As the integration of (generative) AI technologies into news organisations continues apace, the need for robust, transparent, and consistent evaluation frameworks has become increasingly pressing. While the initial excitement and speculation around the transformative potential of these technologies has dominated the discourse, the hard realities of deploying these systems in high-stakes journalistic contexts are now coming into focus.

News teams are grappling with difficult questions around when, where and how to leverage AI-powered tools. What are the appropriate use cases? How can the accuracy, reliability and safety of AI-generated content be assured? What are the ethical considerations and potential unintended consequences that must be weighed? Crucially, many organisations lack clear, field-tested methodologies for systematically assessing the fitness of AI systems for various journalistic applications.
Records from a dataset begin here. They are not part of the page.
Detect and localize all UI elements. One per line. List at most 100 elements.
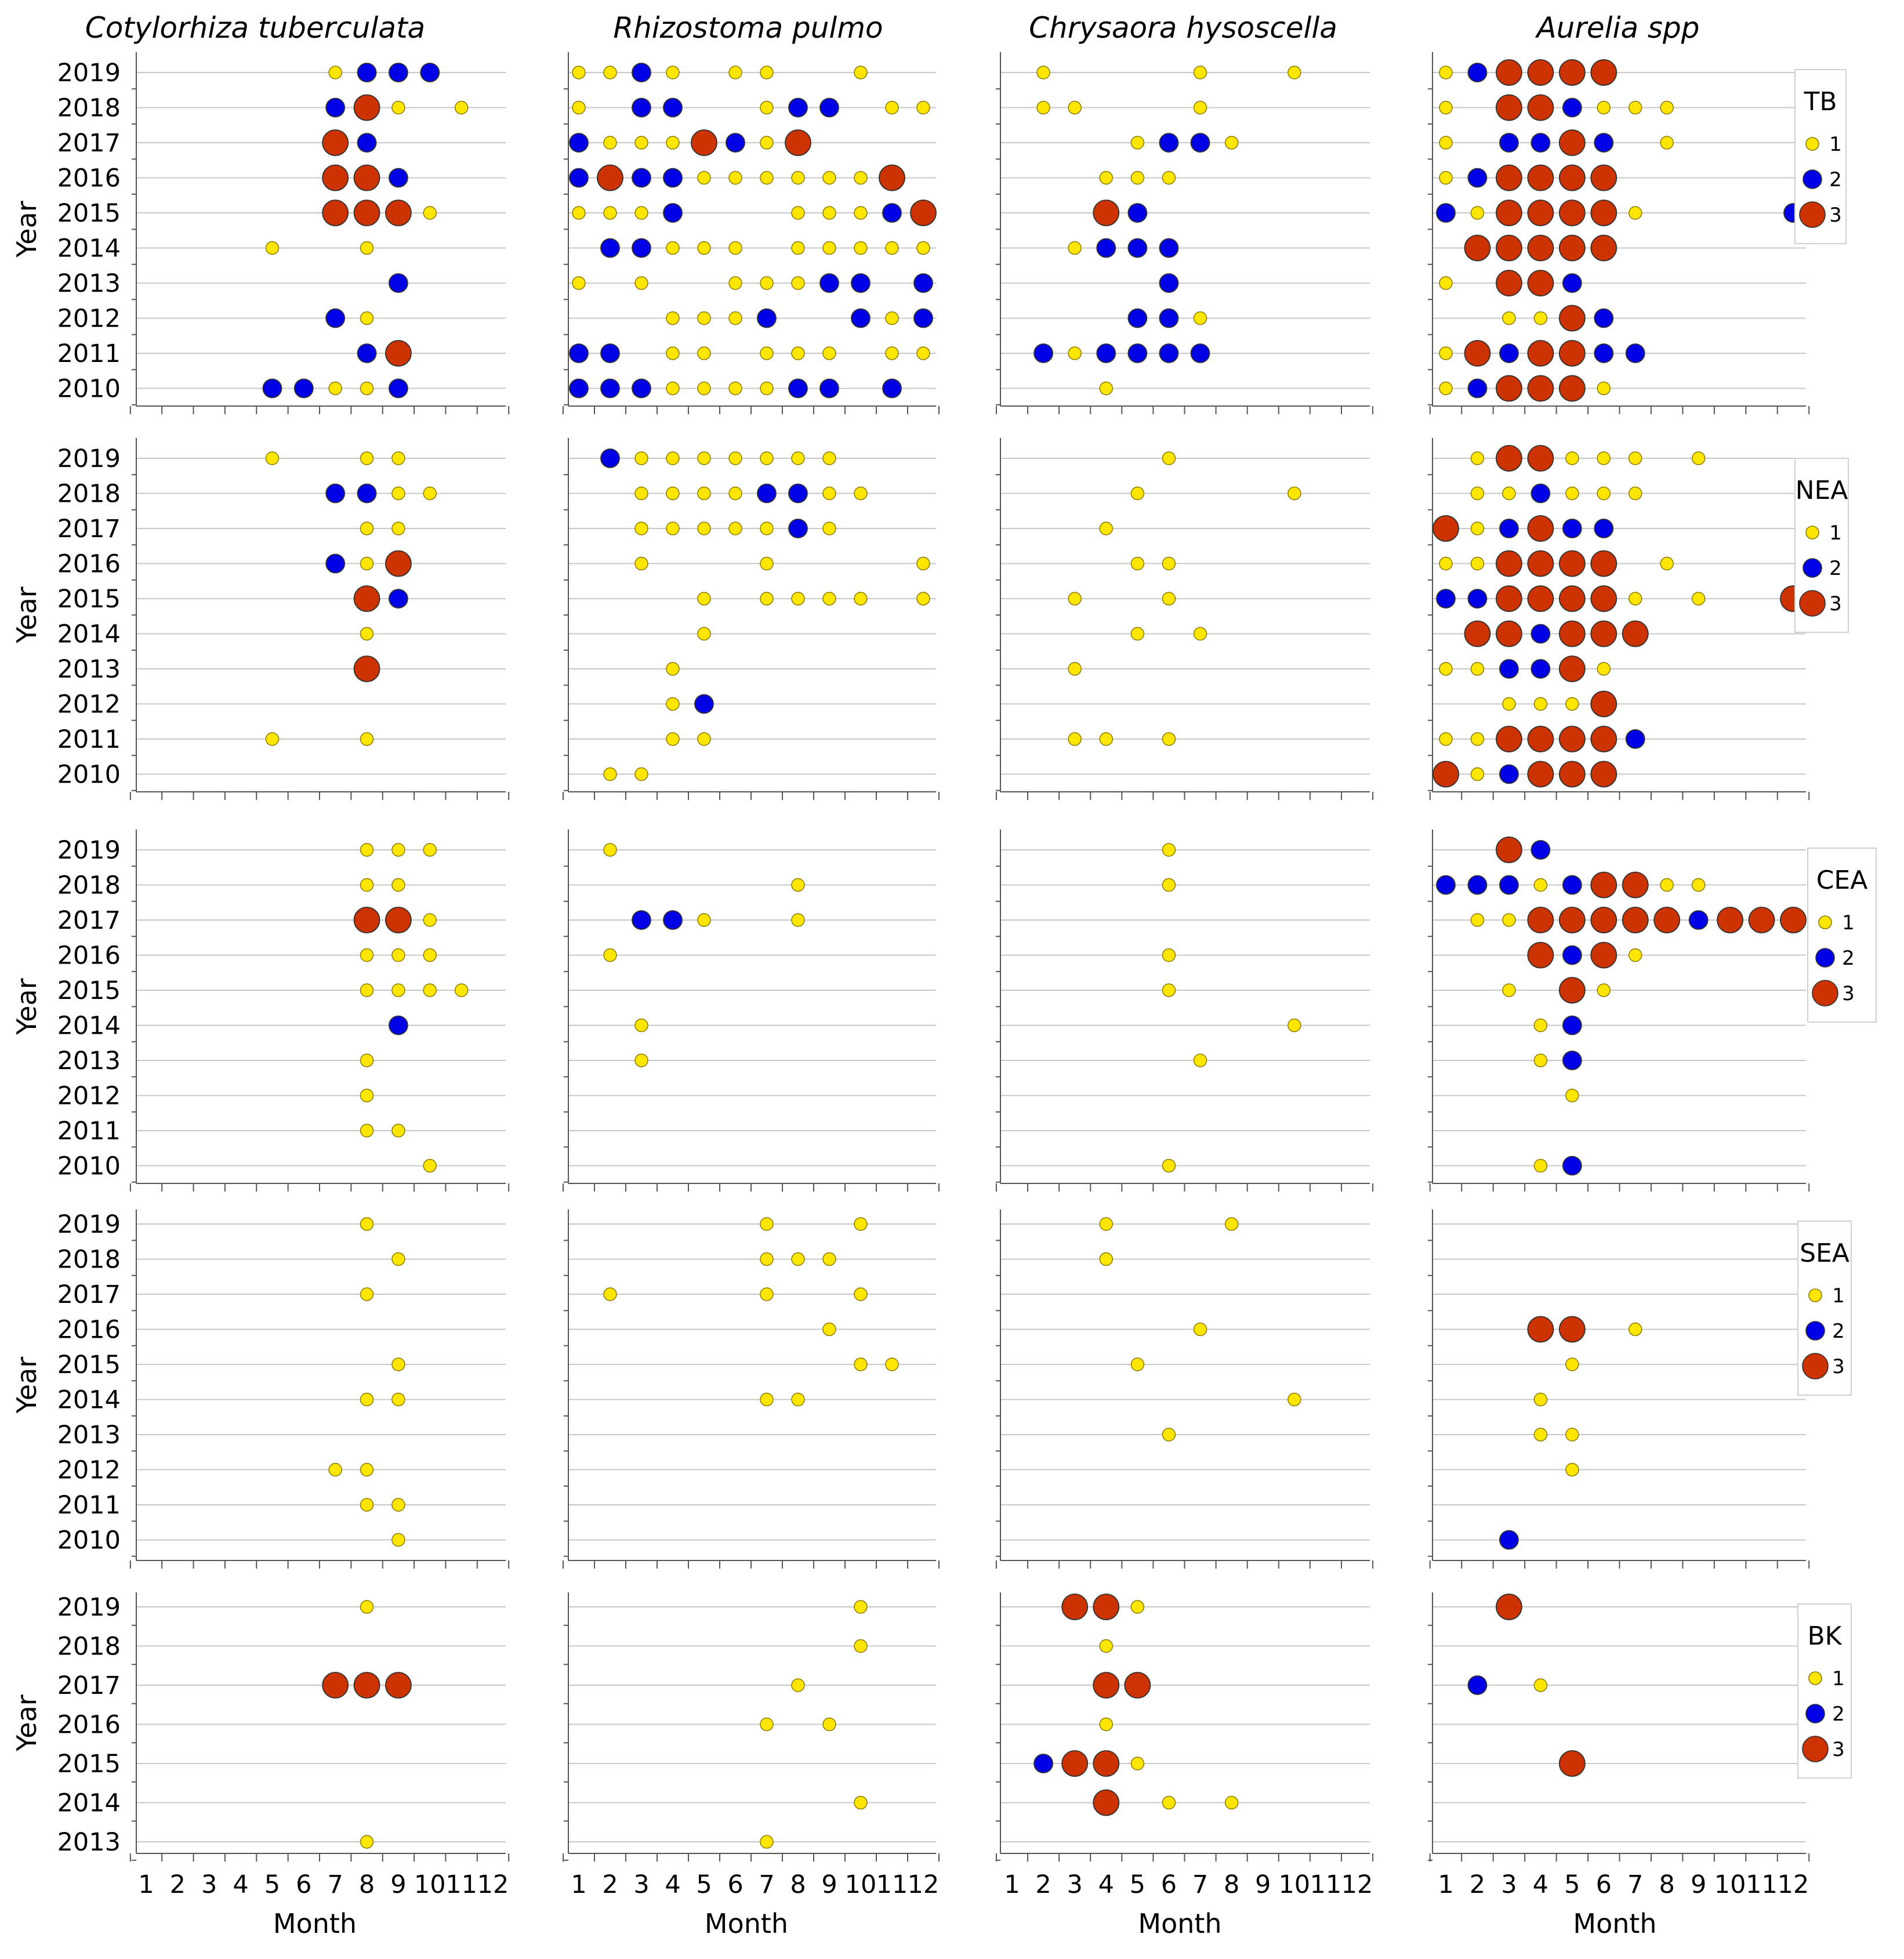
data-point-nea-2016-m3 — [1496, 550, 1522, 577]
data-point-tb-2010-m4 — [666, 381, 680, 396]
data-point-tb-2015-m6 — [1590, 200, 1618, 226]
legend-title: CEA — [1816, 866, 1868, 895]
data-point-nea-2011-m4 — [1099, 732, 1114, 746]
data-point-tb-2012-m10 — [851, 308, 871, 328]
data-point-cea-2017-m3 — [1502, 913, 1516, 927]
data-point-nea-2011-m5 — [697, 732, 711, 746]
year-tick-label: 2015 — [57, 199, 121, 228]
data-point-sea-2016-m7 — [1193, 1322, 1207, 1337]
data-point-tb-2015-m5 — [1558, 200, 1586, 226]
year-tick-label: 2015 — [57, 1750, 121, 1779]
data-point-sea-2018-m8 — [791, 1252, 805, 1266]
data-point-tb-2012-m5 — [1558, 305, 1586, 332]
month-tick-label: 3 — [201, 1870, 217, 1899]
data-point-tb-2018-m8 — [353, 94, 380, 121]
data-point-nea-2016-m9 — [385, 550, 412, 577]
data-point-cea-2014-m9 — [389, 1015, 408, 1035]
data-point-cea-2015-m5 — [1558, 977, 1586, 1004]
data-point-tb-2010-m5 — [1558, 375, 1586, 402]
data-point-tb-2016-m9 — [389, 168, 408, 188]
data-point-nea-2014-m3 — [1496, 620, 1522, 647]
month-tick-label: 10 — [1714, 1870, 1746, 1899]
data-point-nea-2018-m6 — [1597, 486, 1611, 501]
legend-label: 3 — [1832, 1738, 1845, 1761]
month-tick-label: 4 — [1098, 1870, 1114, 1899]
data-point-nea-2012-m4 — [666, 697, 680, 711]
data-point-tb-2019-m8 — [357, 63, 377, 82]
data-point-tb-2019-m1 — [572, 66, 586, 79]
data-point-cea-2017-m8 — [353, 907, 380, 933]
data-point-nea-2011-m5 — [1558, 726, 1586, 752]
data-point-tb-2016-m4 — [663, 168, 683, 188]
data-point-bk-2017-m2 — [1467, 1675, 1488, 1695]
data-point-nea-2016-m5 — [1558, 550, 1586, 577]
data-point-tb-2010-m6 — [1597, 381, 1611, 396]
legend-marker — [1805, 526, 1819, 539]
data-point-tb-2010-m8 — [360, 381, 374, 396]
data-point-nea-2019-m4 — [1527, 445, 1554, 472]
data-point-nea-2011-m3 — [1068, 732, 1082, 746]
data-point-tb-2018-m8 — [1660, 100, 1674, 115]
year-tick-label: 2017 — [57, 129, 121, 158]
data-point-bk-2013-m8 — [360, 1835, 374, 1849]
data-point-nea-2018-m5 — [1565, 486, 1579, 501]
data-point-nea-2010-m6 — [1590, 761, 1618, 788]
data-point-tb-2016-m1 — [569, 168, 589, 188]
month-tick-label: 6 — [1596, 1870, 1612, 1899]
data-point-cea-2018-m9 — [1691, 878, 1706, 892]
data-point-nea-2016-m3 — [634, 556, 648, 571]
data-point-tb-2014-m3 — [1496, 234, 1522, 262]
month-tick-label: 2 — [1470, 1870, 1485, 1899]
data-point-tb-2018-m8 — [788, 97, 808, 118]
legend-label: 1 — [1832, 1667, 1845, 1690]
data-point-tb-2017-m5 — [1558, 129, 1586, 156]
data-point-tb-2011-m7 — [1190, 343, 1210, 363]
data-point-nea-2019-m3 — [634, 451, 648, 465]
data-point-tb-2017-m7 — [760, 136, 774, 150]
month-tick-label: 1 — [138, 1870, 154, 1899]
data-point-tb-2010-m1 — [1439, 381, 1453, 396]
data-point-tb-2017-m6 — [1594, 133, 1614, 153]
data-point-tb-2013-m9 — [819, 273, 839, 293]
data-point-tb-2014-m5 — [265, 241, 280, 255]
data-point-tb-2011-m2 — [1464, 340, 1491, 367]
data-point-sea-2010-m9 — [391, 1533, 405, 1547]
data-point-tb-2012-m7 — [757, 308, 777, 328]
data-point-tb-2013-m9 — [389, 273, 408, 293]
data-point-tb-2012-m12 — [913, 308, 933, 328]
data-point-nea-2015-m4 — [1527, 585, 1554, 612]
data-point-cea-2018-m8 — [791, 878, 805, 892]
data-point-sea-2015-m10 — [854, 1357, 868, 1371]
year-tick-label: 2019 — [57, 836, 121, 865]
y-axis-title: Year — [11, 978, 42, 1035]
year-tick-label: 2018 — [57, 480, 121, 509]
year-tick-label: 2014 — [57, 620, 121, 649]
data-point-tb-2016-m6 — [728, 171, 742, 185]
data-point-bk-2019-m4 — [1093, 1594, 1120, 1620]
data-point-tb-2016-m10 — [854, 171, 868, 185]
data-point-nea-2017-m4 — [1099, 522, 1114, 535]
legend-label: 3 — [1829, 592, 1842, 615]
data-point-bk-2017-m7 — [322, 1672, 349, 1699]
data-point-cea-2014-m3 — [634, 1018, 648, 1033]
data-point-nea-2015-m7 — [1628, 592, 1642, 606]
data-point-bk-2013-m7 — [760, 1835, 774, 1849]
data-point-nea-2016-m12 — [916, 556, 930, 571]
data-point-cea-2015-m6 — [1597, 983, 1611, 997]
data-point-cea-2018-m3 — [1499, 875, 1519, 895]
data-point-tb-2011-m1 — [569, 343, 589, 363]
year-tick-label: 2016 — [57, 1316, 121, 1345]
data-point-nea-2017-m3 — [1499, 519, 1519, 538]
month-tick-label: 8 — [1659, 1870, 1675, 1899]
column-title: Cotylorhiza tuberculata — [85, 11, 425, 45]
data-point-tb-2011-m3 — [1068, 346, 1082, 360]
data-point-nea-2010-m5 — [1558, 761, 1586, 788]
month-tick-label: 4 — [665, 1870, 680, 1899]
data-point-nea-2015-m9 — [1691, 592, 1706, 606]
year-tick-label: 2019 — [57, 1210, 121, 1239]
month-tick-label: 1 — [1438, 1870, 1453, 1899]
data-point-tb-2019-m2 — [603, 66, 617, 79]
data-point-cea-2018-m6 — [1590, 871, 1618, 899]
year-tick-label: 2012 — [57, 1456, 121, 1485]
data-point-tb-2017-m2 — [603, 136, 617, 150]
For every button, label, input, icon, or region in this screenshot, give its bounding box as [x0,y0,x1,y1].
This panel will bring together four leading AI thinkers and practitioners from The New York Times, The Guardian and The Wall Street Journal to share insights, challenges and potential solutions from their organisation around the crucial task of evaluating AI technologies for newsroom deployment. We will explore frameworks for benchmarking AI systems across dimensions such as factual accuracy, editorial quality,  safety, and bias. We will also discuss the organisational processes, skill sets and resourcing required to sustain rigorous, ongoing evaluation efforts.

By shining a light on the difficulties and best practices in this space, this panel aims to catalyse a much-needed industry dialogue. Sharing stories of failure as well as success, we hope to equip other news organisations with ideas and inspiration to make thoughtful and responsible decisions about deploying AI technologies in their work.